- Born: 18 August 1771 Michaelstadt, Darmstadt, Germany
- Died: 7 October 1854 Williamsburg, Pennsylvania, United States
- Title: Reverend

= John George Schmucker =

John George Schmucker (August 18, 1771 - October 9, 1854) was a German-American Lutheran clergyman.

==Biography==
John George Schmucker was born at Michaelstadt in Hesse, Germany. His parents emigrated to the United States in 1785. After a residence of two years in Pennsylvania, the family settled near Woodstock, Virginia. In 1789 he began to study for the ministry. A year later he went to Philadelphia to continue his studies with Justus Henry Christian Helmuth and John Frederick Schmidt. He was licensed in 1793, and ordained in 1800. Beginning in 1794, he held several pastorates in and around Hagerstown, Maryland. In 1809, he was called to York, Pennsylvania, where he remained until failing health compelled him to retire in 1852. He then moved to Williamsburg, Pennsylvania, where several of his children resided, and there he remained during the rest of his life. In 1825 he received the degree of D.D. from the University of Pennsylvania.
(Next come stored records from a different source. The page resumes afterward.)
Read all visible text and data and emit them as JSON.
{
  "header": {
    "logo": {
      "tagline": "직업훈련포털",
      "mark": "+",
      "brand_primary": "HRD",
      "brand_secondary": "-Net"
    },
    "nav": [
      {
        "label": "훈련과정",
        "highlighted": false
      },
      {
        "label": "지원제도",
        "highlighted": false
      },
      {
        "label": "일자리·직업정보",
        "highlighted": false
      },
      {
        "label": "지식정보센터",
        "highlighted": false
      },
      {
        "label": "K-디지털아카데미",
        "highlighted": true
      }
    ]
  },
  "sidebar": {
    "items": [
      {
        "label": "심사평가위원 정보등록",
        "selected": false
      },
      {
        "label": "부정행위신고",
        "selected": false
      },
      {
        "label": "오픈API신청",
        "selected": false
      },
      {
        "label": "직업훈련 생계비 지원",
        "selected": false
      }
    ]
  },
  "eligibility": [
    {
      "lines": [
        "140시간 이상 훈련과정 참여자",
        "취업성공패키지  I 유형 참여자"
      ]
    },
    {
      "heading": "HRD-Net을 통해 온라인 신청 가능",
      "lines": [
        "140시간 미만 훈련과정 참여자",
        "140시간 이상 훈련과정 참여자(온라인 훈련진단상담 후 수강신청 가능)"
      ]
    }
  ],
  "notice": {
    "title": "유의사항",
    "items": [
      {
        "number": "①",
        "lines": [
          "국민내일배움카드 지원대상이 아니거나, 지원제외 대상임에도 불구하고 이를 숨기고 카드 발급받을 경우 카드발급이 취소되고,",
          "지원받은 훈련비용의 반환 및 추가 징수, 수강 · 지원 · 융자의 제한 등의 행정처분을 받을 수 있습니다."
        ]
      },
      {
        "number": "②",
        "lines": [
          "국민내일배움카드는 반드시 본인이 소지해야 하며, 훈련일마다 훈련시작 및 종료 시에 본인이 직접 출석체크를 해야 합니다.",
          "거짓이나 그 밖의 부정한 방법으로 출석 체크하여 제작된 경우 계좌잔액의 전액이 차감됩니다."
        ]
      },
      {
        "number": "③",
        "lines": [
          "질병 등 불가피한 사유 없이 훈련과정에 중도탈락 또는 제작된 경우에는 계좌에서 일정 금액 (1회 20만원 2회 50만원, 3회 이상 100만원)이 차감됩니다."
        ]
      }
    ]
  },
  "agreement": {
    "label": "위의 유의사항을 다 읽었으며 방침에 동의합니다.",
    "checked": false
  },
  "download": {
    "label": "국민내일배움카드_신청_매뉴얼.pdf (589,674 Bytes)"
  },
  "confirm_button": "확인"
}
Schmucker was a founder of the 1821 General Synod of the Lutheran Church in the United States and was on the 3-person Pennsylvania Ministerium committee that planned the 1826 Lutheran Theological Seminary at Gettysburg (his son, Samuel Simon Schmucker, was elected the 1st professor). He was also active in the establishment of Pennsylvania College (now Gettysburg College), and for more than twenty-one years was one of its trustees. For more than thirty years, he was one of the leaders of a Lutheran Church body in the United States, and actively engaged in all its important operations.

==Writings==
Schmucker was a frequent contributor to periodicals, and a poet of merit. Among his works are:
- Vornehmste Weissagungen der Heiligen Schrift (The most prominent prophecies of holy scripture; Hagerstown, Maryland, 1807)
- Reformations-Geschichte zur Jubelfeier der Reformation (A history of the Reformation for its jubilee; York, Pennsylvania, 1817)
- Prophetic History of the Christian Religion, or Explanation of the Revelation of St. John (2 vols., Baltimore, 1817)
- Schwärmergeist unserer Tage entlarvt, zur Warnung erweckten Seelen (Enthusiastic spirits of our days unmasked to warn enlightened souls; York, Pa., 1827)
- Lieder-Anhang, zum Evang. Gesangbuch der General-Synode (Song appendix to the evangelical songbook of the General Synod; 1833)
- Wächterstimme an Zion's Kinder (Wake-up call to Zion's children; Gettysburg, Pennsylvania, 1838)

==Family==
He married Elizabeth Gross (1771- 1820). They had 12 children. After her death, he married Anna Hoffman (1771-1854) in 1821. They had seven children.